On this platform we are much more interested in organ age and either stabilizing or improving things. In that situation, I’d go with Cystatin C … and AlexKChen is indeed correct, creatine supplementation will increase your creatinine and give you worse results. Incidentally, creatine is something I use and recommend to my patients as I think, in general, low risk and modest benefit, but only if exercising, more with weight bearing exercise, and possibly some benefit for sarcopenia.

Sadly not everything is fixed with taking supplements.

However, the focus of this forum - Rapamycin, looks really good for renal function and slowing organ deterioration. Sadly, we’ll all be deceased by the time any type of quality study is generated showing whether this is indeed correct or not.

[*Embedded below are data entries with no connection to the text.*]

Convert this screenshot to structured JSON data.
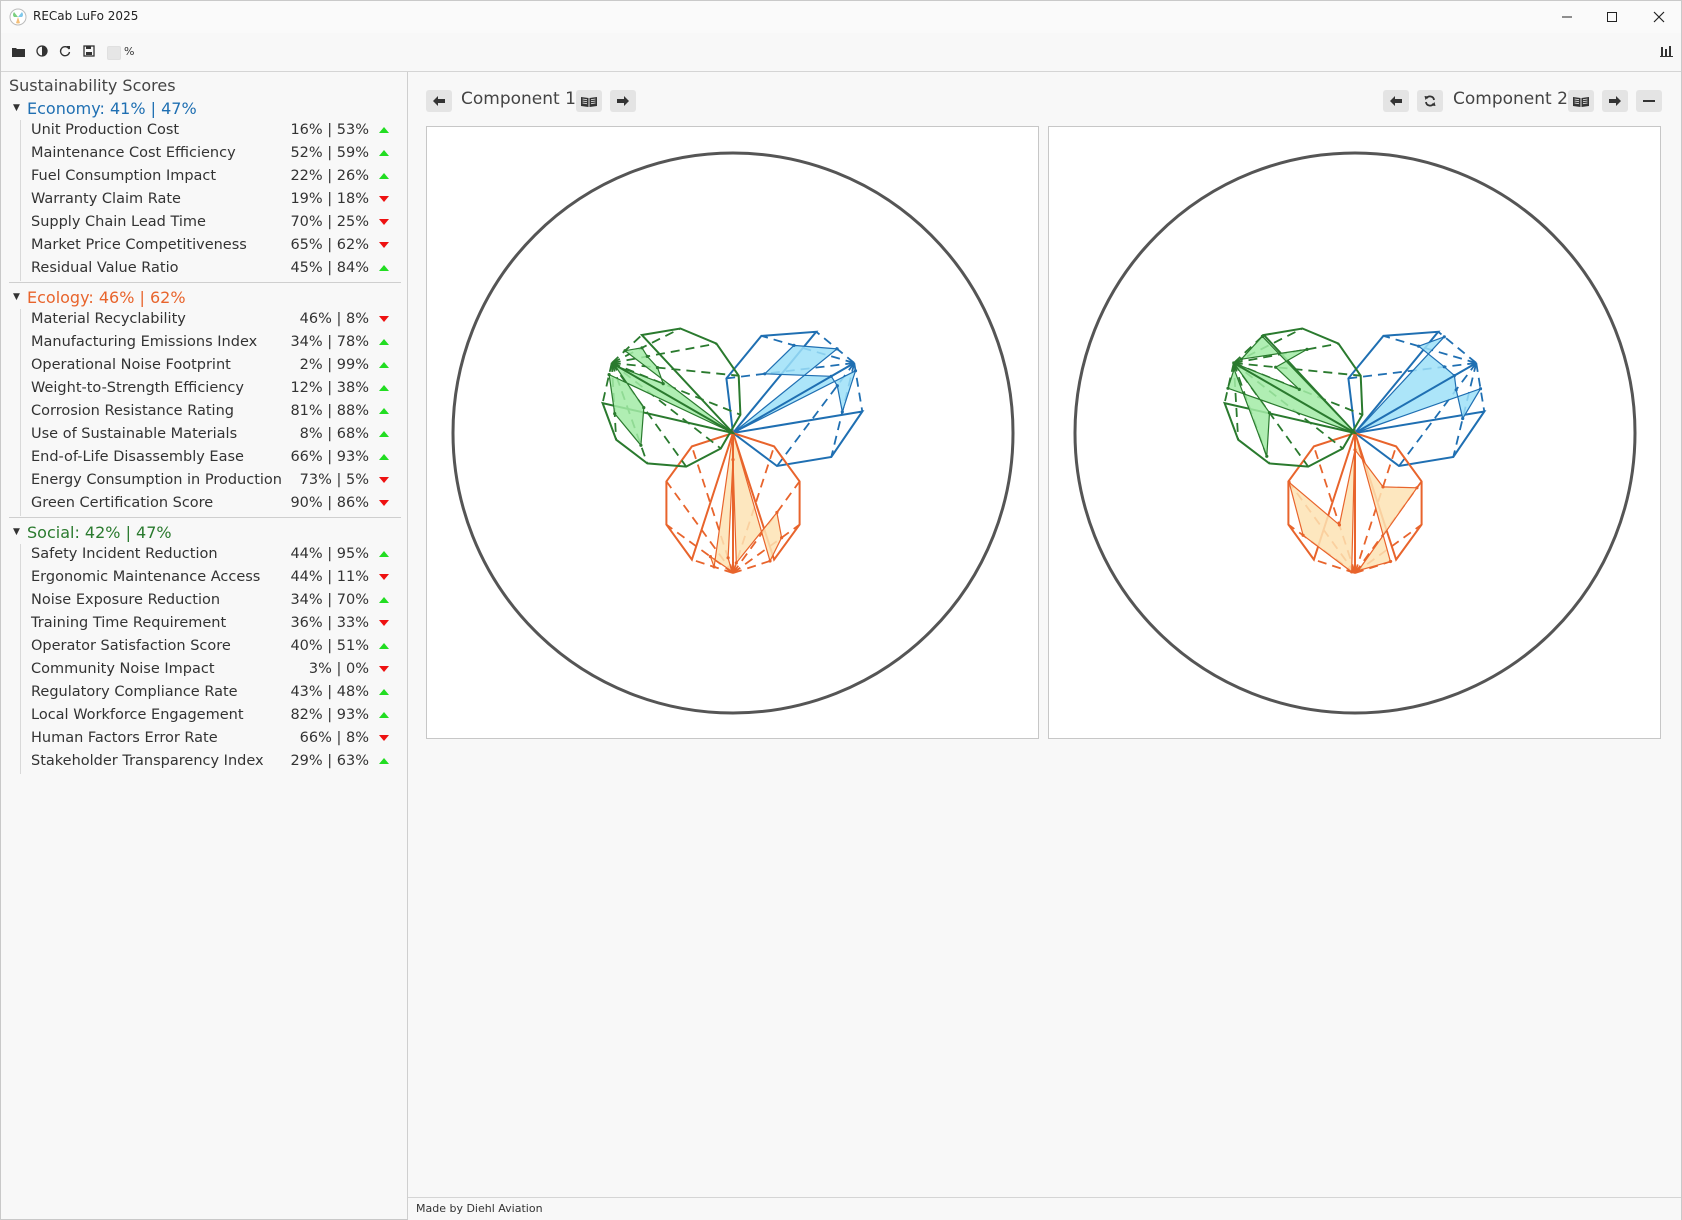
{
  "window": {
    "title": "RECab LuFo 2025"
  },
  "toolbar": {
    "percent_label": "%"
  },
  "sidebar": {
    "title": "Sustainability Scores",
    "categories": [
      {
        "header": "Economy: 41% | 47%",
        "color": "#1f6fb2",
        "items": [
          {
            "label": "Unit Production Cost",
            "value": "16% | 53%",
            "trend": "up"
          },
          {
            "label": "Maintenance Cost Efficiency",
            "value": "52% | 59%",
            "trend": "up"
          },
          {
            "label": "Fuel Consumption Impact",
            "value": "22% | 26%",
            "trend": "up"
          },
          {
            "label": "Warranty Claim Rate",
            "value": "19% | 18%",
            "trend": "down"
          },
          {
            "label": "Supply Chain Lead Time",
            "value": "70% | 25%",
            "trend": "down"
          },
          {
            "label": "Market Price Competitiveness",
            "value": "65% | 62%",
            "trend": "down"
          },
          {
            "label": "Residual Value Ratio",
            "value": "45% | 84%",
            "trend": "up"
          }
        ]
      },
      {
        "header": "Ecology: 46% | 62%",
        "color": "#e8642c",
        "items": [
          {
            "label": "Material Recyclability",
            "value": "46% | 8%",
            "trend": "down"
          },
          {
            "label": "Manufacturing Emissions Index",
            "value": "34% | 78%",
            "trend": "up"
          },
          {
            "label": "Operational Noise Footprint",
            "value": "2% | 99%",
            "trend": "up"
          },
          {
            "label": "Weight-to-Strength Efficiency",
            "value": "12% | 38%",
            "trend": "up"
          },
          {
            "label": "Corrosion Resistance Rating",
            "value": "81% | 88%",
            "trend": "up"
          },
          {
            "label": "Use of Sustainable Materials",
            "value": "8% | 68%",
            "trend": "up"
          },
          {
            "label": "End-of-Life Disassembly Ease",
            "value": "66% | 93%",
            "trend": "up"
          },
          {
            "label": "Energy Consumption in Production",
            "value": "73% | 5%",
            "trend": "down"
          },
          {
            "label": "Green Certification Score",
            "value": "90% | 86%",
            "trend": "down"
          }
        ]
      },
      {
        "header": "Social: 42% | 47%",
        "color": "#2a7a2e",
        "items": [
          {
            "label": "Safety Incident Reduction",
            "value": "44% | 95%",
            "trend": "up"
          },
          {
            "label": "Ergonomic Maintenance Access",
            "value": "44% | 11%",
            "trend": "down"
          },
          {
            "label": "Noise Exposure Reduction",
            "value": "34% | 70%",
            "trend": "up"
          },
          {
            "label": "Training Time Requirement",
            "value": "36% | 33%",
            "trend": "down"
          },
          {
            "label": "Operator Satisfaction Score",
            "value": "40% | 51%",
            "trend": "up"
          },
          {
            "label": "Community Noise Impact",
            "value": "3% | 0%",
            "trend": "down"
          },
          {
            "label": "Regulatory Compliance Rate",
            "value": "43% | 48%",
            "trend": "up"
          },
          {
            "label": "Local Workforce Engagement",
            "value": "82% | 93%",
            "trend": "up"
          },
          {
            "label": "Human Factors Error Rate",
            "value": "66% | 8%",
            "trend": "down"
          },
          {
            "label": "Stakeholder Transparency Index",
            "value": "29% | 63%",
            "trend": "up"
          }
        ]
      }
    ]
  },
  "components": [
    {
      "label": "Component 1"
    },
    {
      "label": "Component 2"
    }
  ],
  "chart_data": [
    {
      "type": "radar",
      "title": "",
      "ylim": [
        0,
        100
      ],
      "series": [
        {
          "category": "Economy",
          "color": "#1f6fb2",
          "fill": "#9de0f8",
          "direction_deg": 330,
          "values": [
            16,
            52,
            22,
            19,
            70,
            65,
            45
          ]
        },
        {
          "category": "Ecology",
          "color": "#e8642c",
          "fill": "#fde3b4",
          "direction_deg": 90,
          "values": [
            46,
            34,
            2,
            12,
            81,
            8,
            66,
            73,
            90
          ]
        },
        {
          "category": "Social",
          "color": "#2a7a2e",
          "fill": "#a2eba6",
          "direction_deg": 210,
          "values": [
            44,
            44,
            34,
            36,
            40,
            3,
            43,
            82,
            66,
            29
          ]
        }
      ]
    },
    {
      "type": "radar",
      "title": "",
      "ylim": [
        0,
        100
      ],
      "series": [
        {
          "category": "Economy",
          "color": "#1f6fb2",
          "fill": "#9de0f8",
          "direction_deg": 330,
          "values": [
            53,
            59,
            26,
            18,
            25,
            62,
            84
          ]
        },
        {
          "category": "Ecology",
          "color": "#e8642c",
          "fill": "#fde3b4",
          "direction_deg": 90,
          "values": [
            8,
            78,
            99,
            38,
            88,
            68,
            93,
            5,
            86
          ]
        },
        {
          "category": "Social",
          "color": "#2a7a2e",
          "fill": "#a2eba6",
          "direction_deg": 210,
          "values": [
            95,
            11,
            70,
            33,
            51,
            0,
            48,
            93,
            8,
            63
          ]
        }
      ]
    }
  ],
  "footer": {
    "text": "Made by Diehl Aviation"
  }
}
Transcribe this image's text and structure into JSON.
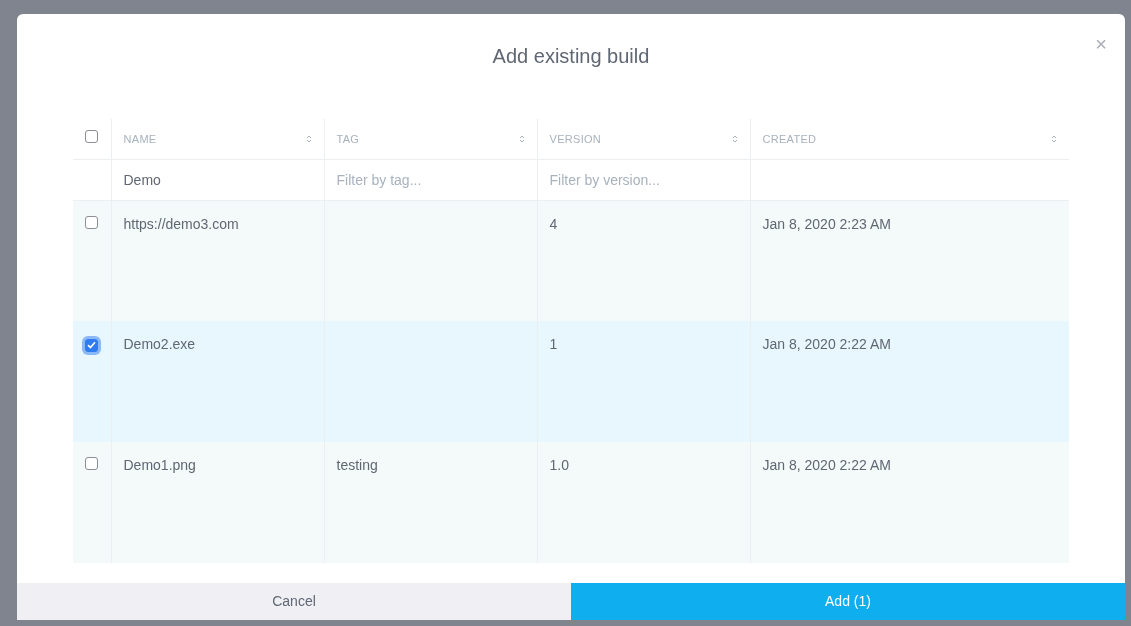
{
  "dialog": {
    "title": "Add existing build",
    "close": "×"
  },
  "table": {
    "select_all": {
      "checked": false
    },
    "columns": [
      {
        "label": "NAME"
      },
      {
        "label": "TAG"
      },
      {
        "label": "VERSION"
      },
      {
        "label": "CREATED"
      }
    ],
    "filters": [
      {
        "value": "Demo"
      },
      {
        "placeholder": "Filter by tag..."
      },
      {
        "placeholder": "Filter by version..."
      }
    ],
    "rows": [
      {
        "selected": false,
        "name": "https://demo3.com",
        "tag": "",
        "version": "4",
        "created": "Jan 8, 2020 2:23 AM"
      },
      {
        "selected": true,
        "name": "Demo2.exe",
        "tag": "",
        "version": "1",
        "created": "Jan 8, 2020 2:22 AM"
      },
      {
        "selected": false,
        "name": "Demo1.png",
        "tag": "testing",
        "version": "1.0",
        "created": "Jan 8, 2020 2:22 AM"
      }
    ]
  },
  "buttons": [
    {
      "kind": "secondary",
      "label": "Cancel"
    },
    {
      "kind": "primary",
      "label": "Add (1)"
    }
  ]
}
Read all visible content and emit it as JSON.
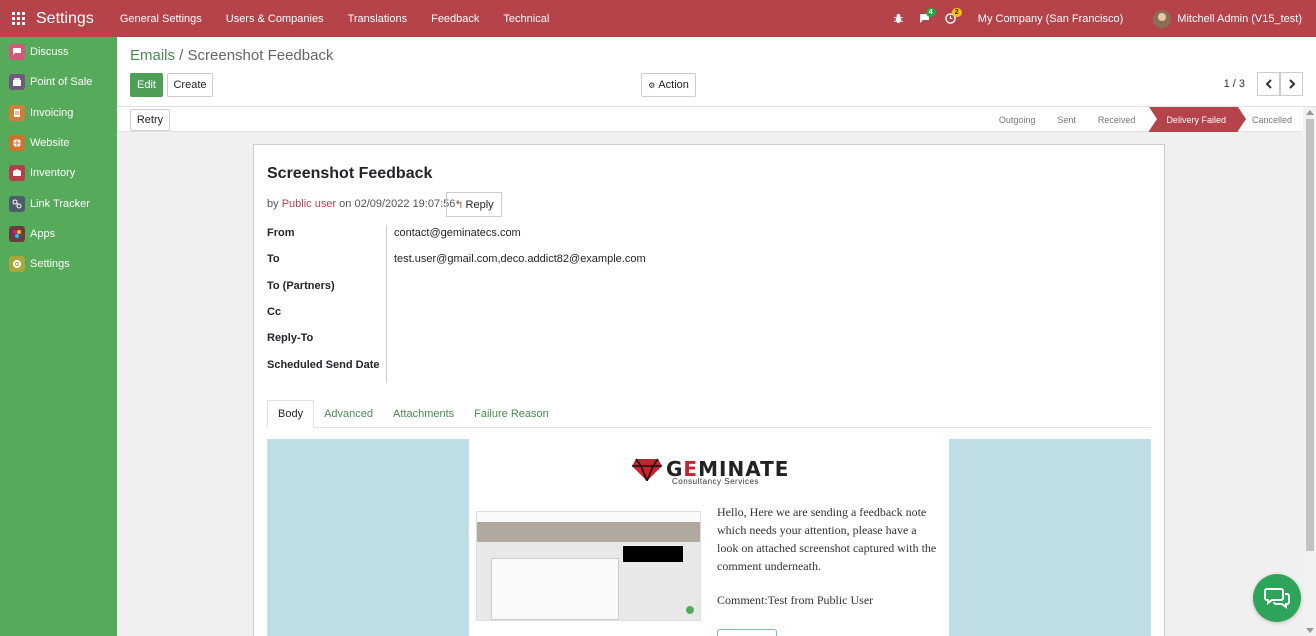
{
  "navbar": {
    "app_title": "Settings",
    "menu": [
      "General Settings",
      "Users & Companies",
      "Translations",
      "Feedback",
      "Technical"
    ],
    "messages_count": "4",
    "activities_count": "2",
    "company": "My Company (San Francisco)",
    "user": "Mitchell Admin (V15_test)"
  },
  "sidebar": {
    "items": [
      {
        "label": "Discuss",
        "icon": "discuss-icon",
        "color": "#d4587a"
      },
      {
        "label": "Point of Sale",
        "icon": "point-of-sale-icon",
        "color": "#6d5a7c"
      },
      {
        "label": "Invoicing",
        "icon": "invoicing-icon",
        "color": "#d57c3b"
      },
      {
        "label": "Website",
        "icon": "website-icon",
        "color": "#d0722f"
      },
      {
        "label": "Inventory",
        "icon": "inventory-icon",
        "color": "#b33f48"
      },
      {
        "label": "Link Tracker",
        "icon": "link-tracker-icon",
        "color": "#4c5c6b"
      },
      {
        "label": "Apps",
        "icon": "apps-icon",
        "color": "#6c3b40"
      },
      {
        "label": "Settings",
        "icon": "settings-icon",
        "color": "#a8a83a"
      }
    ]
  },
  "control": {
    "breadcrumb_parent": "Emails",
    "breadcrumb_sep": " / ",
    "breadcrumb_current": "Screenshot Feedback",
    "edit_label": "Edit",
    "create_label": "Create",
    "action_label": "Action",
    "pager": "1 / 3"
  },
  "statusbar": {
    "retry_label": "Retry",
    "stages": [
      "Outgoing",
      "Sent",
      "Received",
      "Delivery Failed",
      "Cancelled"
    ],
    "active_stage": "Delivery Failed"
  },
  "form": {
    "title": "Screenshot Feedback",
    "by": "by ",
    "author": "Public user",
    "date": " on 02/09/2022 19:07:56",
    "reply_label": "Reply",
    "fields": [
      {
        "label": "From",
        "value": "contact@geminatecs.com"
      },
      {
        "label": "To",
        "value": "test.user@gmail.com,deco.addict82@example.com"
      },
      {
        "label": "To (Partners)",
        "value": ""
      },
      {
        "label": "Cc",
        "value": ""
      },
      {
        "label": "Reply-To",
        "value": ""
      },
      {
        "label": "Scheduled Send Date",
        "value": ""
      }
    ],
    "tabs": [
      "Body",
      "Advanced",
      "Attachments",
      "Failure Reason"
    ],
    "active_tab": "Body"
  },
  "email_body": {
    "logo_text": "GEMINATE",
    "logo_subtitle": "Consultancy Services",
    "message": "Hello, Here we are sending a feedback note which needs your attention, please have a look on attached screenshot captured with the comment underneath.",
    "comment": "Comment:Test from Public User"
  },
  "colors": {
    "navbar": "#b6424a",
    "sidebar": "#56ab5a",
    "primary": "#4e9f56",
    "email_background": "#bfdde4"
  }
}
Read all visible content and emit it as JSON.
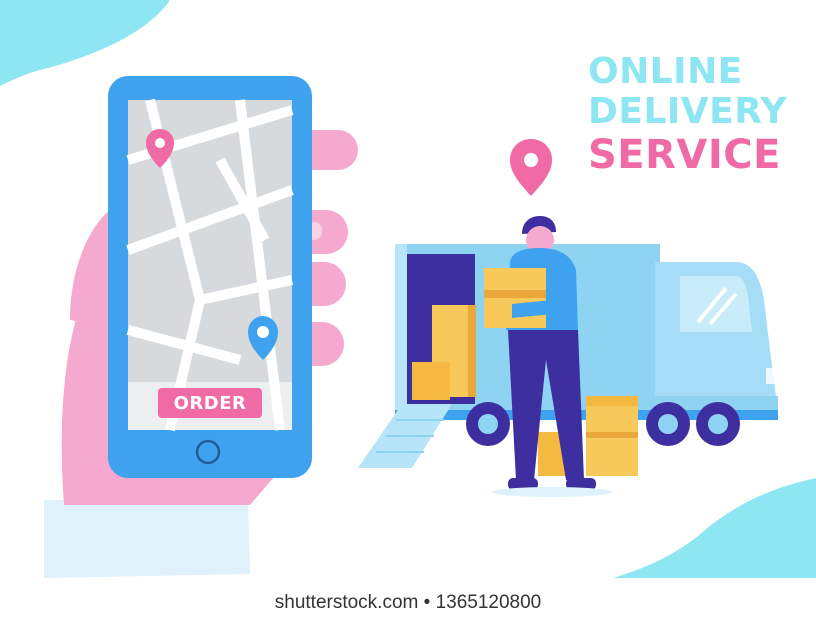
{
  "headline": {
    "line1": "ONLINE",
    "line2": "DELIVERY",
    "line3": "SERVICE"
  },
  "phone": {
    "order_label": "ORDER"
  },
  "watermark": {
    "text": "shutterstock.com • 1365120800"
  },
  "icons": [
    "map-pin-icon",
    "home-button-icon",
    "delivery-truck-illustration",
    "courier-illustration",
    "hand-illustration",
    "box-icon"
  ],
  "colors": {
    "light_blue": "#8ee6f2",
    "pink": "#f06aa6",
    "phone_blue": "#3fa2ee",
    "truck_blue": "#8fd3f3",
    "courier_navy": "#3e2fa0",
    "box_yellow": "#f7c85a"
  }
}
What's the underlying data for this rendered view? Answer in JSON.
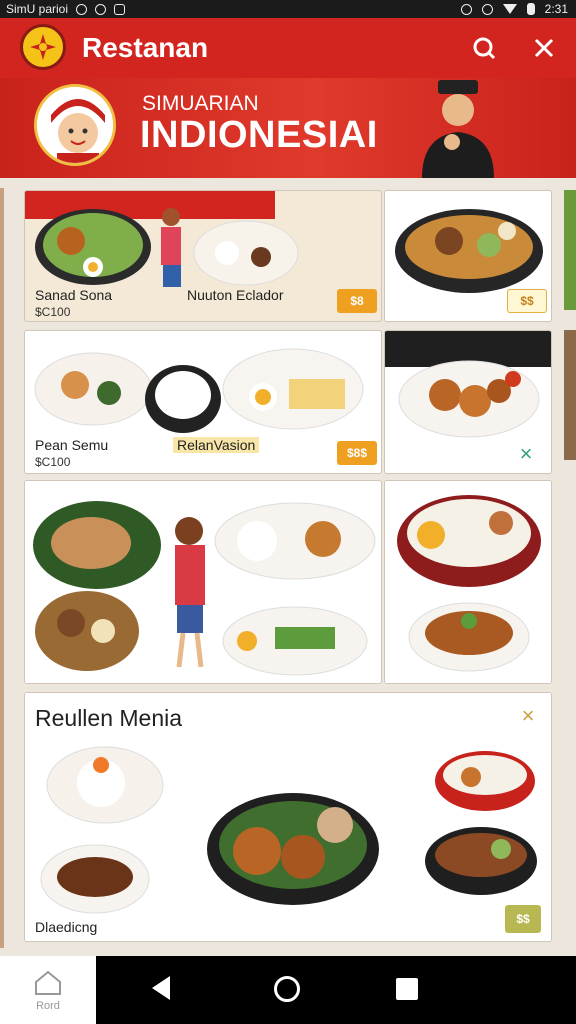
{
  "status_bar": {
    "carrier": "SimU parioi",
    "time": "2:31"
  },
  "app_bar": {
    "title": "Restanan",
    "search_icon": "search-icon",
    "close_icon": "close-icon"
  },
  "hero": {
    "subtitle": "SIMUARIAN",
    "title": "INDIONESIAI"
  },
  "cards": {
    "c1": {
      "label_a": "Sanad Sona",
      "price_a": "$C100",
      "label_b": "Nuuton Eclador",
      "badge": "$8"
    },
    "c2": {
      "badge": "$$"
    },
    "c3": {
      "label_a": "Pean Semu",
      "price_a": "$C100",
      "label_b": "RelanVasion",
      "badge": "$8$"
    },
    "c4": {},
    "menu": {
      "title": "Reullen Menia",
      "footer": "Dlaedicng",
      "badge": "$$"
    }
  },
  "nav": {
    "home_label": "Rord"
  },
  "colors": {
    "brand_red": "#d3251f",
    "accent_orange": "#f0a020",
    "close_green": "#3aa07a"
  }
}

So it is risk:benefit assessment for everyone. Very interesting in taking you life in your hands, and hoping you get it right.

I enjoy smart people examining the literature and sorting out what they actually do in their lives vs. the range of possible.

Excellent forum! I’m enjoying being a new member.


I have been doing weekly blood tests now since about May last year. I became concerned about the reliability of creatinine so I sent a sample taken with the same needle to two different labs. I had 122 from one lab (UK units) and 85.64 from the other.

Only one of the labs I use ordinarily does Cystatin-C, but although it has improved a bit it does not move around as much as creatinine.

There are online formulae which calculate eGFR using only Cystatin-C. On the other hand a nephrologist I know said she really did not like Cystatin-C.